«Pizzutelli fa raggiri da furbetto del quartierino»

La tregua è finita. E il tempo della diplomazia è scaduto. Valeria Morgia non è più consigliere comunale a Frosinone solo per le strategie del suo coordinatore Gianfranco Pizzutelli. Lui ha scelto il nome dell’assessore chiamato a rappresentare Polo Civico non andandolo a pescare tra i 4 più votati nella lista: in questo modo ha evitato che l’elenco scorresse ed entrasse in Consiglio proprio Valeria Morgia che era consigliere uscente.

Lei ha protestato. Poi hanno cercato di darle una spiegazione politica. Soprattutto le hanno indicato una prospettiva: “aspetta qualche mese e vedrai che toccherà a te”. Disciplinatamente è tornata al suo posto.

Le dichiarazioni fatte in questi giorni da Gianfranco Pizzutelli però hanno fatto saltare il tappo.

 

Il coordinatore ha detto

…il gruppo consiliare è risultato granitico, capace perfino di un passo indietro in giunta. A dimostrazione che la squadra conta sempre più dei singoli e che non sono le poltrone al centro dell’attività amministrativa. Ai pochissimi scontenti diciamo che più lavoro amministrativo, meno attaccamento alle poltrone e un pò di pazienza non guasterebbero».

 

Valeria Morgia non se la tiene e ribatte:

«Nessuno si pentì mai di aver taciuto, recita così un detto di saggezza. Applicarlo alla lettere è ciò che avrebbe dovuto fare il coordinatore del Polo Civico Gianfranco Pizzutelli. Dopo lo schiaffo dato, più che alla sottoscritta alla volontà dei cittadini, ci si aspettava un atteggiamento assolutamente diverso. Così non è stato e si è permesso addirittura di salire in cattedra a dare lezioni».

 

Si sente accusata di attaccamento alla poltrona?

Una sorta di ‘excusatio non petita, accusatio manifesta’ quella di Pizzutelli. Tradotto: chi si scusa si accusa. Senza spiegare agli elettori perché non ha mantenuto gli accordi trasparenti e lineari interni al gruppo, quelli che prevedevano cioè lo scorrimento dei candidati al consiglio in base al numero delle preferenze ottenute. E quindi dare rappresentanza alla volontà degli elettori.

 

E’ stata una trappola politica, per non avere tra i piedi Valeria Morgia?
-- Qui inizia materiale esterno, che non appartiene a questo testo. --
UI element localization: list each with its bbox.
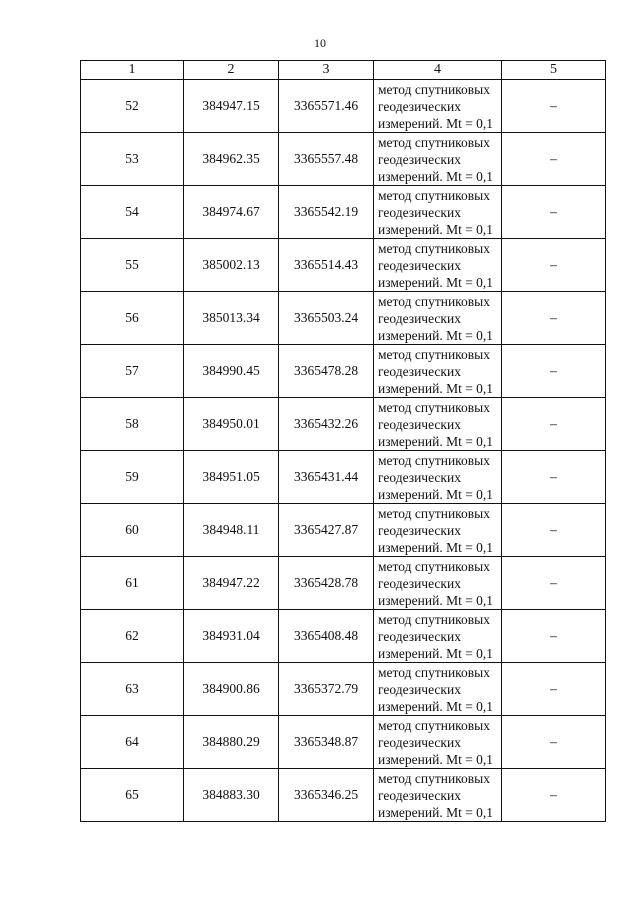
- method-line: метод спутниковых: [378, 664, 490, 680]
- table-row: [81, 451, 606, 504]
- method-line: геодезических: [378, 257, 461, 273]
- y-coordinate-cell: 3365432.26: [279, 398, 374, 451]
- method-line: метод спутниковых: [378, 452, 490, 468]
- method-line: геодезических: [378, 98, 461, 114]
- method-line: измерений. Mt = 0,1: [378, 380, 494, 396]
- note-cell: –: [502, 80, 606, 133]
- method-cell: [374, 239, 502, 292]
- table-row: [81, 80, 606, 133]
- table-row: [81, 239, 606, 292]
- y-coordinate-cell: 3365346.25: [279, 769, 374, 822]
- x-coordinate-cell: 384962.35: [184, 133, 279, 186]
- method-line: метод спутниковых: [378, 717, 490, 733]
- method-line: геодезических: [378, 151, 461, 167]
- y-coordinate-cell: 3365571.46: [279, 80, 374, 133]
- method-line: измерений. Mt = 0,1: [378, 327, 494, 343]
- method-line: измерений. Mt = 0,1: [378, 592, 494, 608]
- column-header-1: 1: [81, 61, 184, 80]
- point-number-cell: 62: [81, 610, 184, 663]
- x-coordinate-cell: 384951.05: [184, 451, 279, 504]
- point-number-cell: 59: [81, 451, 184, 504]
- x-coordinate-cell: 384883.30: [184, 769, 279, 822]
- method-cell: [374, 80, 502, 133]
- table-header-row: [81, 61, 606, 80]
- note-cell: –: [502, 451, 606, 504]
- y-coordinate-cell: 3365514.43: [279, 239, 374, 292]
- column-header-2: 2: [184, 61, 279, 80]
- note-cell: –: [502, 716, 606, 769]
- note-cell: –: [502, 663, 606, 716]
- table-row: [81, 769, 606, 822]
- table-row: [81, 398, 606, 451]
- note-cell: –: [502, 398, 606, 451]
- method-line: метод спутниковых: [378, 187, 490, 203]
- method-line: метод спутниковых: [378, 558, 490, 574]
- method-line: метод спутниковых: [378, 770, 490, 786]
- x-coordinate-cell: 384931.04: [184, 610, 279, 663]
- point-number-cell: 65: [81, 769, 184, 822]
- method-line: измерений. Mt = 0,1: [378, 645, 494, 661]
- y-coordinate-cell: 3365408.48: [279, 610, 374, 663]
- point-number-cell: 57: [81, 345, 184, 398]
- method-line: геодезических: [378, 310, 461, 326]
- method-cell: [374, 133, 502, 186]
- method-line: геодезических: [378, 204, 461, 220]
- point-number-cell: 64: [81, 716, 184, 769]
- x-coordinate-cell: 385002.13: [184, 239, 279, 292]
- table-row: [81, 292, 606, 345]
- x-coordinate-cell: 384950.01: [184, 398, 279, 451]
- x-coordinate-cell: 384990.45: [184, 345, 279, 398]
- point-number-cell: 54: [81, 186, 184, 239]
- method-line: метод спутниковых: [378, 611, 490, 627]
- method-cell: [374, 292, 502, 345]
- table-row: [81, 504, 606, 557]
- point-number-cell: 55: [81, 239, 184, 292]
- method-line: геодезических: [378, 575, 461, 591]
- point-number-cell: 58: [81, 398, 184, 451]
- note-cell: –: [502, 557, 606, 610]
- y-coordinate-cell: 3365431.44: [279, 451, 374, 504]
- method-cell: [374, 451, 502, 504]
- method-cell: [374, 663, 502, 716]
- method-line: геодезических: [378, 469, 461, 485]
- table-row: [81, 133, 606, 186]
- page-number: 10: [314, 36, 326, 50]
- method-cell: [374, 345, 502, 398]
- x-coordinate-cell: 384880.29: [184, 716, 279, 769]
- x-coordinate-cell: 384947.22: [184, 557, 279, 610]
- table-row: [81, 663, 606, 716]
- method-line: геодезических: [378, 416, 461, 432]
- note-cell: –: [502, 769, 606, 822]
- table-row: [81, 716, 606, 769]
- point-number-cell: 61: [81, 557, 184, 610]
- note-cell: –: [502, 239, 606, 292]
- y-coordinate-cell: 3365557.48: [279, 133, 374, 186]
- y-coordinate-cell: 3365503.24: [279, 292, 374, 345]
- note-cell: –: [502, 186, 606, 239]
- method-line: измерений. Mt = 0,1: [378, 539, 494, 555]
- y-coordinate-cell: 3365427.87: [279, 504, 374, 557]
- method-line: измерений. Mt = 0,1: [378, 433, 494, 449]
- method-line: геодезических: [378, 681, 461, 697]
- method-line: измерений. Mt = 0,1: [378, 751, 494, 767]
- method-cell: [374, 769, 502, 822]
- table-row: [81, 186, 606, 239]
- method-line: измерений. Mt = 0,1: [378, 804, 494, 820]
- method-line: геодезических: [378, 734, 461, 750]
- x-coordinate-cell: 384900.86: [184, 663, 279, 716]
- note-cell: –: [502, 292, 606, 345]
- y-coordinate-cell: 3365542.19: [279, 186, 374, 239]
- method-line: измерений. Mt = 0,1: [378, 486, 494, 502]
- method-line: измерений. Mt = 0,1: [378, 274, 494, 290]
- point-number-cell: 60: [81, 504, 184, 557]
- table-row: [81, 345, 606, 398]
- method-line: геодезических: [378, 787, 461, 803]
- note-cell: –: [502, 504, 606, 557]
- column-header-3: 3: [279, 61, 374, 80]
- y-coordinate-cell: 3365428.78: [279, 557, 374, 610]
- point-number-cell: 52: [81, 80, 184, 133]
- method-line: геодезических: [378, 363, 461, 379]
- method-line: метод спутниковых: [378, 505, 490, 521]
- method-line: геодезических: [378, 628, 461, 644]
- x-coordinate-cell: 384947.15: [184, 80, 279, 133]
- method-line: геодезических: [378, 522, 461, 538]
- method-line: метод спутниковых: [378, 399, 490, 415]
- method-line: метод спутниковых: [378, 293, 490, 309]
- method-line: метод спутниковых: [378, 134, 490, 150]
- method-line: измерений. Mt = 0,1: [378, 168, 494, 184]
- x-coordinate-cell: 384974.67: [184, 186, 279, 239]
- column-header-4: 4: [374, 61, 502, 80]
- method-cell: [374, 398, 502, 451]
- coordinates-table: [80, 60, 606, 822]
- method-line: метод спутниковых: [378, 240, 490, 256]
- point-number-cell: 63: [81, 663, 184, 716]
- table-row: [81, 610, 606, 663]
- note-cell: –: [502, 133, 606, 186]
- method-cell: [374, 186, 502, 239]
- method-cell: [374, 557, 502, 610]
- method-line: метод спутниковых: [378, 81, 490, 97]
- method-line: измерений. Mt = 0,1: [378, 698, 494, 714]
- method-line: метод спутниковых: [378, 346, 490, 362]
- x-coordinate-cell: 384948.11: [184, 504, 279, 557]
- method-line: измерений. Mt = 0,1: [378, 221, 494, 237]
- method-line: измерений. Mt = 0,1: [378, 115, 494, 131]
- note-cell: –: [502, 610, 606, 663]
- method-cell: [374, 504, 502, 557]
- y-coordinate-cell: 3365478.28: [279, 345, 374, 398]
- point-number-cell: 56: [81, 292, 184, 345]
- note-cell: –: [502, 345, 606, 398]
- table-row: [81, 557, 606, 610]
- y-coordinate-cell: 3365372.79: [279, 663, 374, 716]
- y-coordinate-cell: 3365348.87: [279, 716, 374, 769]
- method-cell: [374, 716, 502, 769]
- method-cell: [374, 610, 502, 663]
- x-coordinate-cell: 385013.34: [184, 292, 279, 345]
- column-header-5: 5: [502, 61, 606, 80]
- table-body: [81, 80, 606, 822]
- point-number-cell: 53: [81, 133, 184, 186]
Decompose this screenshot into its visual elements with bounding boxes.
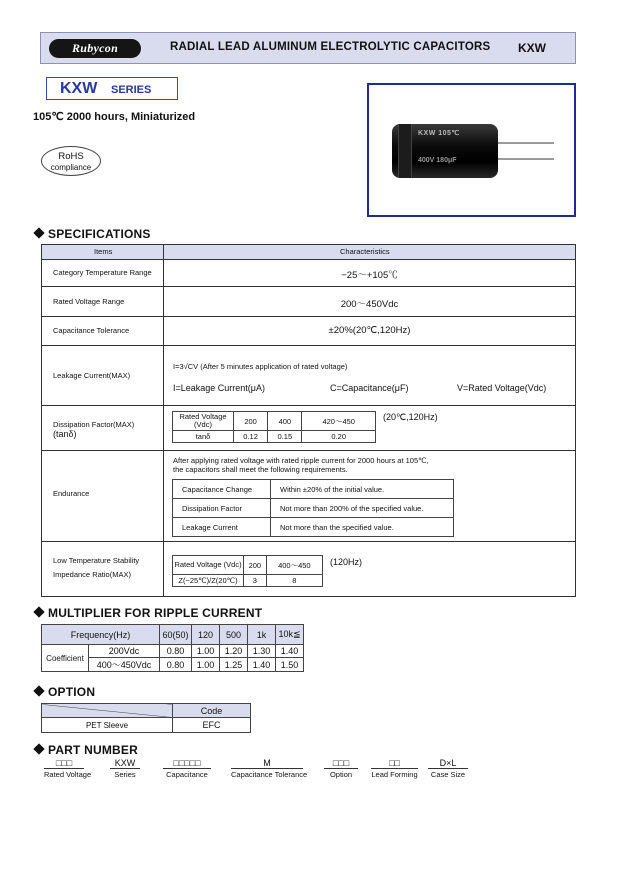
coefficient-label: Coefficient: [42, 645, 89, 672]
option-code-head: Code: [173, 704, 251, 718]
coef-value: 1.50: [276, 658, 304, 672]
leakage-def-c: C=Capacitance(μF): [330, 383, 409, 393]
pn-capacitance: □□□□□ Capacitance: [163, 758, 211, 779]
section-option: OPTION: [33, 685, 95, 699]
section-part-number: PART NUMBER: [33, 743, 138, 757]
item-category-temp: Category Temperature Range: [53, 268, 152, 277]
header-title: RADIAL LEAD ALUMINUM ELECTROLYTIC CAPACITORS: [170, 41, 491, 53]
coef-value: 1.40: [248, 658, 276, 672]
item-low-temp-1: Low Temperature Stability: [53, 556, 140, 565]
endurance-intro-2: the capacitors shall meet the following requirements.: [173, 465, 348, 474]
rohs-line1: RoHS: [58, 151, 84, 162]
endurance-value: Within ±20% of the initial value.: [271, 480, 454, 499]
freq-col: 500: [220, 625, 248, 645]
diamond-bullet-icon: [33, 606, 44, 617]
freq-col: 10k≦: [276, 625, 304, 645]
coef-value: 1.00: [192, 658, 220, 672]
dissipation-note: (20℃,120Hz): [383, 412, 438, 422]
item-cap-tolerance: Capacitance Tolerance: [53, 326, 130, 335]
endurance-item: Leakage Current: [173, 518, 271, 537]
leakage-def-v: V=Rated Voltage(Vdc): [457, 383, 547, 393]
pn-capacitance-tolerance: M Capacitance Tolerance: [231, 758, 308, 779]
freq-label: Frequency(Hz): [42, 625, 160, 645]
dissipation-value: 0.20: [302, 431, 376, 443]
specifications-table: [41, 244, 576, 597]
capacitor-lead-top: [498, 142, 554, 144]
endurance-item: Dissipation Factor: [173, 499, 271, 518]
ripple-multiplier-table: [41, 624, 304, 672]
low-temp-ratio-label: Z(−25℃)/Z(20℃): [173, 575, 244, 587]
value-category-temp: −25～+105℃: [341, 270, 398, 281]
dissipation-col: 400: [268, 412, 302, 431]
item-dissipation-tan: (tanδ): [53, 429, 77, 439]
header-items: Items: [94, 247, 113, 256]
dissipation-value: 0.12: [234, 431, 268, 443]
pn-lead-forming: □□ Lead Forming: [371, 758, 418, 779]
low-temp-col: 200: [244, 556, 267, 575]
low-temp-value: 3: [244, 575, 267, 587]
low-temp-col: 400～450: [266, 556, 322, 575]
coef-value: 0.80: [160, 645, 192, 658]
dissipation-value: 0.15: [268, 431, 302, 443]
section-multiplier: MULTIPLIER FOR RIPPLE CURRENT: [33, 606, 262, 620]
spec-table-header: [42, 245, 575, 260]
coef-value: 1.40: [276, 645, 304, 658]
page-header: [40, 32, 576, 64]
capacitor-body: [392, 124, 498, 178]
leakage-def-i: I=Leakage Current(μA): [173, 383, 265, 393]
option-table: [41, 703, 251, 733]
endurance-table: [172, 479, 454, 537]
capacitor-print-1: KXW 105℃: [418, 130, 460, 137]
diamond-bullet-icon: [33, 743, 44, 754]
option-item: PET Sleeve: [42, 718, 173, 733]
voltage-label: 200Vdc: [89, 645, 160, 658]
dissipation-col: 200: [234, 412, 268, 431]
endurance-item: Capacitance Change: [173, 480, 271, 499]
endurance-intro-1: After applying rated voltage with rated ripple current for 2000 hours at 105℃,: [173, 456, 429, 465]
value-rated-voltage: 200～450Vdc: [340, 299, 399, 310]
pn-option: □□□ Option: [324, 758, 358, 779]
coef-value: 0.80: [160, 658, 192, 672]
coef-value: 1.25: [220, 658, 248, 672]
series-word: SERIES: [111, 84, 152, 96]
leakage-formula: I=3√CV (After 5 minutes application of rated voltage): [173, 362, 348, 371]
freq-col: 1k: [248, 625, 276, 645]
low-temp-table: [172, 555, 323, 587]
dissipation-col: 420～450: [302, 412, 376, 431]
low-temp-note: (120Hz): [330, 557, 363, 567]
pn-series: KXW Series: [110, 758, 140, 779]
pn-rated-voltage: □□□ Rated Voltage: [44, 758, 92, 779]
diamond-bullet-icon: [33, 227, 44, 238]
series-box: [46, 77, 178, 100]
low-temp-value: 8: [266, 575, 322, 587]
option-corner-cell: [42, 704, 173, 718]
dissipation-tan-label: tanδ: [173, 431, 234, 443]
dissipation-head: Rated Voltage (Vdc): [173, 412, 234, 431]
freq-col: 60(50): [160, 625, 192, 645]
header-series-code: KXW: [518, 41, 546, 55]
item-endurance: Endurance: [53, 489, 90, 498]
series-code: KXW: [60, 80, 98, 97]
capacitor-sleeve-band: [398, 124, 412, 178]
endurance-value: Not more than 200% of the specified value.: [271, 499, 454, 518]
value-cap-tolerance: ±20%(20℃,120Hz): [328, 325, 411, 336]
section-specifications: SPECIFICATIONS: [33, 227, 151, 241]
capacitor-lead-bottom: [498, 158, 554, 160]
diamond-bullet-icon: [33, 685, 44, 696]
pn-case-size: D×L Case Size: [428, 758, 468, 779]
endurance-value: Not more than the specified value.: [271, 518, 454, 537]
product-photo: [367, 83, 576, 217]
coef-value: 1.00: [192, 645, 220, 658]
rohs-line2: compliance: [50, 163, 92, 172]
coef-value: 1.20: [220, 645, 248, 658]
brand-logo: Rubycon: [49, 39, 141, 58]
item-low-temp-2: Impedance Ratio(MAX): [53, 570, 131, 579]
series-subtitle: 105℃ 2000 hours, Miniaturized: [33, 111, 196, 123]
voltage-label: 400～450Vdc: [89, 658, 160, 672]
item-dissipation: Dissipation Factor(MAX): [53, 420, 135, 429]
option-code: EFC: [173, 718, 251, 733]
item-leakage: Leakage Current(MAX): [53, 371, 131, 380]
rohs-badge: [41, 146, 101, 176]
dissipation-table: [172, 411, 376, 443]
coef-value: 1.30: [248, 645, 276, 658]
header-characteristics: Characteristics: [340, 247, 390, 256]
item-rated-voltage: Rated Voltage Range: [53, 297, 125, 306]
capacitor-print-2: 400V 180μF: [418, 157, 457, 164]
low-temp-head: Rated Voltage (Vdc): [173, 556, 244, 575]
freq-col: 120: [192, 625, 220, 645]
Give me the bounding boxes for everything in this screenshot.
Non è facile capire le ragioni che hanno portato il coordinatore della nostra lista a diramare una nota con frasi a dir poco singolari. O le ragioni sono fin troppo chiare. Come dire “siete serviti a portare voti, ora faccio come mi pare”. Con il lusso, e qui davvero siamo al paradosso, di additare i vincitori di queste elezioni come “i pochissimi scontenti che pensano alle poltrone”. Raggiri di furbetti del quartierino, inutile dare nomi diversi a quanto accaduto.

 

Polo Civico esiste ancora o è stato solo un contenitore nel quale riunire quattro anime politiche differenti per centrare il bersaglio elettorale?

Se si decide senza tener conto di chi ha permesso di ottenere quell’importante risultato siamo difronte alla politica più becera, tanto lontana da quello che sarebbe dovuto essere il “Polo Civico”. La scelta di non tener conto del voto della gente è quanto di più spregevole possa fare chi fa politica. E’ di una volgarità assoluta trasformare una lista in un listino bloccato, dove a scegliere sono i “vertici”, dove non contano i numeri, ma conta l’essere espressione di qualcuno.

 

Gli elettori però sapevano e vi hanno votato…

Gli elettori che si sono recati alle urne meno di un mese a fa hanno chiesto tutt’altro alla politica. Hanno di fatto ridimensionato i Partiti, premiando invece il lavoro del sindaco che sono certa continuerà a fare bene.

 

Si sente ancora rappresentata da Gianfranco Pizzutelli?

Un appunto è doveroso. C’è poco da vantare cifre e percentuali: chi scrive, insieme a Flora Ferazzoli, si sente rappresentata esclusivamente dal vicesindaco Fabio Tagliaferri. Se si pensa che in 3, da soli, abbiamo portato circa mille voti al Polo Civico, c’è davvero poco da aggiungere.

 

E se la chiamassero per un incarico?

L’impegno per il bene della città ora passi al primo posto e per fare questo non servono incarichi ne ruoli. Quelli ce li ha assegnati la gente con la fiducia del proprio voto, che nel mio caso è stata pari al doppio rispetto alle precedenti elezioni.